Will Make Jokes For Food
entry,

I may have mentioned Eric D. Snider at some point in the past. Ten years ago he founded "The Garrens" (a comedy troupe that I ran sound for) and then went on to write some of the funniest editorial columns I've ever read, some of which you'll only really get if you're living in Utah, and some of which you should read right now before they go stale.

A couple of months ago he lost his job as an editorial columnist. A few short weeks later, in an effort to replenish his Pop-Tart supply, he did a concert of musical comedy entitled "Will Make Jokes For Food," during which he performed most all of the musical parodies he'd written for the Garrens Comedy Troupe.
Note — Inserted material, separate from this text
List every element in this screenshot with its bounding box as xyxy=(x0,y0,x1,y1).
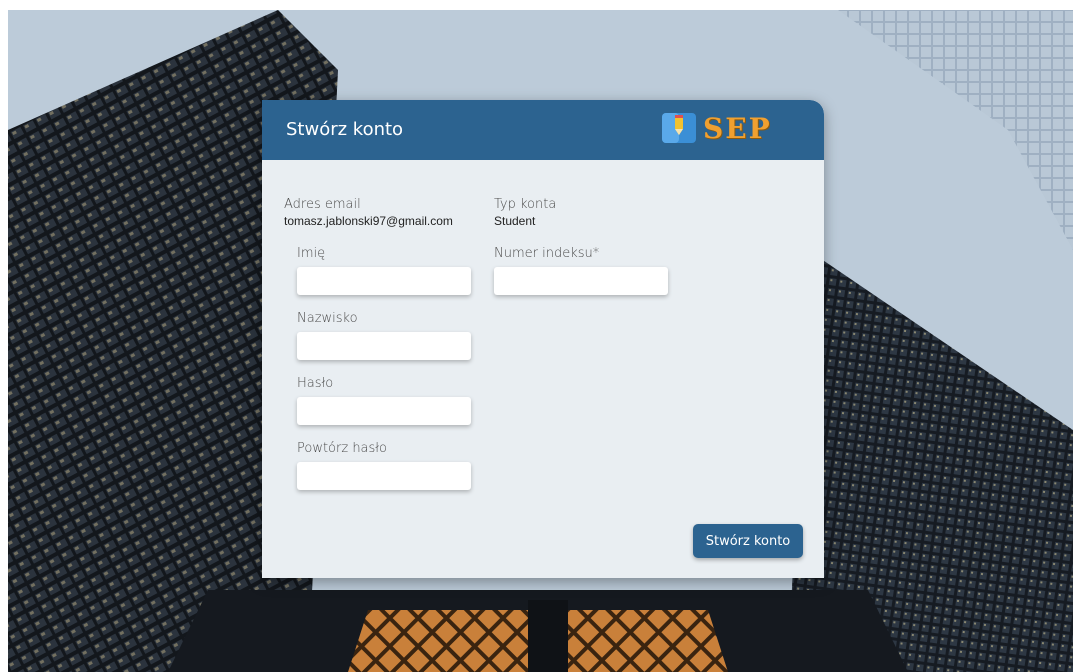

It got recorded, and last week I bought the CD.

As I'm sure you'd expect, this CD has got "indie" written all over it, from the grainy photo on the cover right through to the home-burned (but very nicely-labeled) look of the disc itself. So what? Production values aside, it's a great CD. Eric takes popular music and bends it to his own, nefarious purposes. When he's done, it's well-and-truly bent.

If you're a Mormon, or live in Utah, I'd put this on your "must-have" list. Eric makes fun of things that deserve to be made fun of, and manages to do so in a way that will fail to offend almost nobody. Songs like "A Whole New Ward," "Hold On, The Light Will Change," and my personal fave, "The Pioneer Song" are culturally acute crowd-pleasers.

For those of you (almost certainly the majority, though folks in Utah may not realize it) who are not Mormon, there are some real gems, including a crooning doo-wop love song to Agent Scully, and a sappy-happy musical slam on the movie Titanic, Leo DiCaprio, and Celine Dion.

There are 27 tracks on the disc, providing 60 minutes of family-friendly irreverence. It's a live recording, and the blend of audience response and direct sound is perfect -- at the very least it'll let you know when you're supposed to laugh at a joke you didn't get. Eric does not have an especially well-trained singing voice, but "Will Make Jokes For Food" is in that regard reminiscent of Tom Lehrer. If you know Tom Lehrer, you know that's not a bad thing at all.

There are few people I know who are as multi-talented as Eric D. Snider. Even if you decide not to buy his CD to help him put Pop-Tarts back on the menu, you owe it to yourself to read some of his work.